Une fresque pour raconter l’histoire de la Terre, du Big bang créateur de vie, jusqu’à une fin inéluctable, avec, entre les deux, la folie des hommes qui s’exprime au fil des siècles au travers de la même bestialité, de la même déraison, comme si, des leçons du passé, les hommes ne conservaient que les traces les plus sombres, modèles obscurs qui glorifient les égorgeurs, les éventreurs, les étêteurs et ceux pour qui ils se battent, vils hommes habités d’un désir de pouvoir, de contrôle, de possession, qui n’a jamais trouvé de véritables limites. Un conflit continu. C’est de cette façon que Sophie Guerrive présente son projet de leporello. Un livre-accordéon de 6 mètres de long qui déploie sa trame dans un continuum glaçant.

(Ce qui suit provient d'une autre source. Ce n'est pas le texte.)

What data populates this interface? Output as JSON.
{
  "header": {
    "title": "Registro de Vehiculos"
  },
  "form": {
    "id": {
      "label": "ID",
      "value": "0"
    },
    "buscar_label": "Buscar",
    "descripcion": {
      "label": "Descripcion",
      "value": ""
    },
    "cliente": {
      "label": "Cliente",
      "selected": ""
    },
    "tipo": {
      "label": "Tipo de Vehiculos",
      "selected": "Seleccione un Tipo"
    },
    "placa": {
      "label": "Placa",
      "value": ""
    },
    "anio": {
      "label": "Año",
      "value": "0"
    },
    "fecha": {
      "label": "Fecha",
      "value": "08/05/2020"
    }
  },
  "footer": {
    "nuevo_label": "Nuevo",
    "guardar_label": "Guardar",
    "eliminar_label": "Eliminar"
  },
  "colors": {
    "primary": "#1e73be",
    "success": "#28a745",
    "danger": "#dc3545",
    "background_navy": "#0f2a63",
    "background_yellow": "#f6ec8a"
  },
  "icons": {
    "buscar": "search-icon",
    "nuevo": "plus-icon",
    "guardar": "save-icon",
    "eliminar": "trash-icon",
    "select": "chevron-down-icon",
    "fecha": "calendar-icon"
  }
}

Joe Sacco avait produit, lui aussi à l’aide d’un leporello de près de 7 mètres, sa vision de la première guerre mondiale en axant sa trame sur le premier jour de la bataille de la Somme. Sophie Guerrive porte sa réflexion sur l’essence même de la guerre, sa brutalité, sa bassesse, sa capacité à détruire en de brefs instants ce qui a été construit des années durant, et en premier lieu l’idée même de la paix et les rapports apaisés entre les hommes. Chaque parcelle de sa fresque regorge de détails qu’il faut prendre le temps de découvrir. Histoires dans l’histoire, mythologies et faits d’armes, dépeints sans retenue, avec l’idée que l’acte même se perpétue sans fin, comme si l’homme devenait soudainement amnésique de son passé et des morts de frères, de pères laissés sur les champs de batailles ici ou là. Un livre d’une force prodigieuse composé par une auteure au service de l’exploration graphique.